Capitalism is inherently patriarchal, feminist theory explains, and the examples above can easily be understood as benevolent paternalism: symbolic gestures that do little to disrupt underlying power hierarchies. This is probably true. Yet Lululemon’s support of me and of my peculiar brand of fitness-activism was substantial and sincere enough for this feminist to make peace with the circumstance. And anyone who has happened upon a favorite yoga teacher at a free in-store class or who suddenly felt motivated to hit the gym a little harder thanks to a pretty pair of pants can attest to the fact that Lululemon’s messages of empowerment can translate into genuinely inspired action.

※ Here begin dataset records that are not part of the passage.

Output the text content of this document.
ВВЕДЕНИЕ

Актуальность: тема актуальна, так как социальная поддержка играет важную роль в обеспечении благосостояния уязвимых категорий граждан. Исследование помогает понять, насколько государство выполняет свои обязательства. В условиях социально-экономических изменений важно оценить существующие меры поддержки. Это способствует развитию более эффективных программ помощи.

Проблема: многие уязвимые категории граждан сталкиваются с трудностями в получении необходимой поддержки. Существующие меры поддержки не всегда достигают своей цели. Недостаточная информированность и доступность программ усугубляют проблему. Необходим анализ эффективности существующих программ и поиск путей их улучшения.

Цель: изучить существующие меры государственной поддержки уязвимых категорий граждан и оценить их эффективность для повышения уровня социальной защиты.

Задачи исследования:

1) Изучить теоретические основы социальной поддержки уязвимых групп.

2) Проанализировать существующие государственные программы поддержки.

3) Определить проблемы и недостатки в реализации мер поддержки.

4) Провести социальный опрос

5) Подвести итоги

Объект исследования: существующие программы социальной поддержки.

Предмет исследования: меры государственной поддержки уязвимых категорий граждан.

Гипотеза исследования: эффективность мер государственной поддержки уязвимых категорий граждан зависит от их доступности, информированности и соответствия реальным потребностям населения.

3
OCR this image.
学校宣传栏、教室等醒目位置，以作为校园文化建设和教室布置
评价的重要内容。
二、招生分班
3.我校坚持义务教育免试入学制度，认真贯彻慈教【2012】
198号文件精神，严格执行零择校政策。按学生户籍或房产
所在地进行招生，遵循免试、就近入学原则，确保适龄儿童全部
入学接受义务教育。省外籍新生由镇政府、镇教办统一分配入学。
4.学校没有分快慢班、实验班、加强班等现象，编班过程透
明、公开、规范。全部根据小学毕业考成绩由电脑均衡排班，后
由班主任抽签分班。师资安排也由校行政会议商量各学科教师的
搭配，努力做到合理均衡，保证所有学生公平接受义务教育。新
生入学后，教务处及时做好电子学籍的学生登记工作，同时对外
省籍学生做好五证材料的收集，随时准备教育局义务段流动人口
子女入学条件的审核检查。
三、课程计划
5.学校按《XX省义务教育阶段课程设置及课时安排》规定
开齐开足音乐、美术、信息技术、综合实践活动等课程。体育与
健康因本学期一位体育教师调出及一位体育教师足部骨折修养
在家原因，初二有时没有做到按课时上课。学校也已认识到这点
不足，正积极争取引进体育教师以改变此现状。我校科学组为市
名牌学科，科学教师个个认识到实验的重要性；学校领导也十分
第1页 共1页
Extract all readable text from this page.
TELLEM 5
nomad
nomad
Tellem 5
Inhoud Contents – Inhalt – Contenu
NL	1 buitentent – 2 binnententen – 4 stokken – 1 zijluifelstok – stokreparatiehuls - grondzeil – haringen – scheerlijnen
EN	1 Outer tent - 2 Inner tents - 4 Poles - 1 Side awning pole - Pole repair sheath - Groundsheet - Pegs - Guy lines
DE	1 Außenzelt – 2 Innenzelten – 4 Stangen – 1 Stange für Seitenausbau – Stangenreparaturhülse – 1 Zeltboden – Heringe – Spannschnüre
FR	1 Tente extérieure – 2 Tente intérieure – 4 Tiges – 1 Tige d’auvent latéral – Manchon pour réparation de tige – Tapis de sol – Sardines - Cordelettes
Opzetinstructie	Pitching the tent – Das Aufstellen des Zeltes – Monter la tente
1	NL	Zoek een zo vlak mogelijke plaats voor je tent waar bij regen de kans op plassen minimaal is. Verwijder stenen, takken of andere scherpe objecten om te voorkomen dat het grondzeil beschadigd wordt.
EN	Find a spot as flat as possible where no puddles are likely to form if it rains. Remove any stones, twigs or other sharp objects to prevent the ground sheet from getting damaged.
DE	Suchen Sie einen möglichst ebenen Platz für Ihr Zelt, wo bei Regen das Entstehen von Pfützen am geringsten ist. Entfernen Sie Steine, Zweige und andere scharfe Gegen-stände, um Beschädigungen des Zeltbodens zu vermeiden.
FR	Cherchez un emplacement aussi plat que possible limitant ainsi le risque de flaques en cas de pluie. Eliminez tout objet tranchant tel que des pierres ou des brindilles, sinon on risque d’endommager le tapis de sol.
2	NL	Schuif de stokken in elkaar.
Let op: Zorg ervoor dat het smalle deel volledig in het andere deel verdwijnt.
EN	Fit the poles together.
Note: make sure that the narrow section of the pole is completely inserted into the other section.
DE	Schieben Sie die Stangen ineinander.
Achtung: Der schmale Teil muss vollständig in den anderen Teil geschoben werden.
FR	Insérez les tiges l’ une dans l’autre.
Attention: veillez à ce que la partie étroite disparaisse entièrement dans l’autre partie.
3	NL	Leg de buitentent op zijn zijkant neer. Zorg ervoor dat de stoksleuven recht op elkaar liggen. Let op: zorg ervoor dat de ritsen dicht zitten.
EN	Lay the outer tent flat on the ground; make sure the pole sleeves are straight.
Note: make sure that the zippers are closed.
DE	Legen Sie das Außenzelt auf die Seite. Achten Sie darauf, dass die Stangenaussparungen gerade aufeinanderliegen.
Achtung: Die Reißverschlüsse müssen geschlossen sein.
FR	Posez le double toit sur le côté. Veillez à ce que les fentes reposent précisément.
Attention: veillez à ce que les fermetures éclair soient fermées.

I’m not one to be personally wounded by the actions of a corporation, no matter how loud its feel-good proclamations. For this reason, I haven’t gotten too worked up about Lululemon’s recent spate of scandals. Indeed, the “j’accuse” zeal with which many point out lululemon’s corrupt “heart of darkness,” often seems overblown; one part resentment of the company’s massive success and another sanctimoniousness about how a “yoga company” should behave.
Why This Lululemon Scandal Is Different | Natalia Mehlman Petrzela
also why i find the lean in movement mostly just marketing fluff. the solution is to just work harder in the system that already exists (aka capitalism) rather than changing the fundamental principles on which the system operates (aka changing the game).